Aus Protest gegen das Massaker in Hula greift die internationale Gemeinschaft zu ihren bislang schärfsten diplomatischen Sanktionen. Mehrere Staaten haben am Dienstag die syrischen Botschafter aus dem Land gewiesen.
Die Liste der Länder, die die bei ihnen akkreditierten syrischen Botschafter aufforderten, in ihre Heimat zurückzukehren, wird immer länger. Im EU-Raum sind dies bisher Deutschland, Frankreich, Italien, Grossbritannien, Spanien, die Niederlande und Bulgarien; dazu kommen die USA, Australien und Kanada.
Diese Länder wollen mit dem Abbruch der Beziehungen zu Syrien ein Zeichen setzen – die Ausweisung eines Botschafters gehört im diplomatischen Umgang zu den härtesten Strafmassnahmen, über die ein Land verfügt.
Forderungen zu Amtsverzicht
Die Regierungen dieser Länder sprachen dem syrischen Präsidenten Baschar al-Assad die direkte Verantwortung am Massaker in Hula vom vergangenen Freitag zu, bei dem mehr als hundert Menschen getötet wurden. Der deutsche Aussenminister Guido Westerwelle sagte, wer in Hula und anderswo in Syrien „schwere Waffen gegen das eigene Volk einsetzt, muss mit ernsten diplomatischen und politischen Konsequenzen rechnen“.
Wie Westerwelle forderte auch der französische Aussenminister Laurent Fabius Präsident Assad zum Amtsverzicht auf. „Baschar al-Assad ist der Mörder seines Volkes“, sagte Fabius der Zeitung „Le Monde“. Je eher der Staatschef gehe, desto besser sei es.
Auch in Österreich wurde der syrische Botschafter einbestellt. Österreich werde den Diplomaten jedoch nicht ausweisen, weil er zusätzliche Funktionen als Vertreter bei den UNO-Organisationen in Wien innehabe.
Assad erhält Besuch von Annan
Die Europäische Union und die Vereinten Nationen erhöhten den Druck auf Syrien am Dienstag ebenfalls. Der Sprecher von EU-Chefdiplomatin Catherine Ashton drohte in Brüssel damit, die Sanktionen gegen das Land auszuweiten: „Wir können die Liste von Personen, gegen die Sanktionen verhängt worden sind, jederzeit erweitern.“ Die EU hat bereits 16 Sanktionsrunden gegen das Regime Assads beschlossen.

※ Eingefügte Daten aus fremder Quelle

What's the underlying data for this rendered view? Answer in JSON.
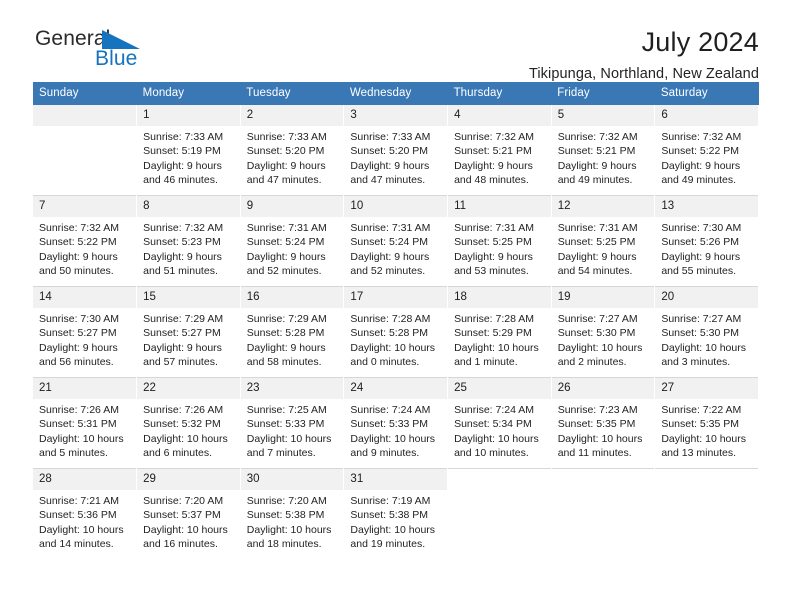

Der UNO-Sonderbeauftragte für Syrien, Kofi Annan, traf sich unterdessen persönlich in Damaskus mit Assad. Gemäss seinem Sprecher sagte Annan „unmissverständlich“, dass sein Friedensplan keinen Erfolg haben werde, wenn nicht „mutige Schritte“ zur Beendigung der Gewalt und der Freilassung Gefangener ergriffen würden.
Annans Plan für eine Waffenruhe trat bereits vor sechs Wochen in Kraft, die Gewalt hält aber an. In Syrien tobt seit etwa 14 Monaten ein Aufstand gegen die Regierung, bei dem bisher mehr als 10’000 Menschen ums Leben gekommen sind.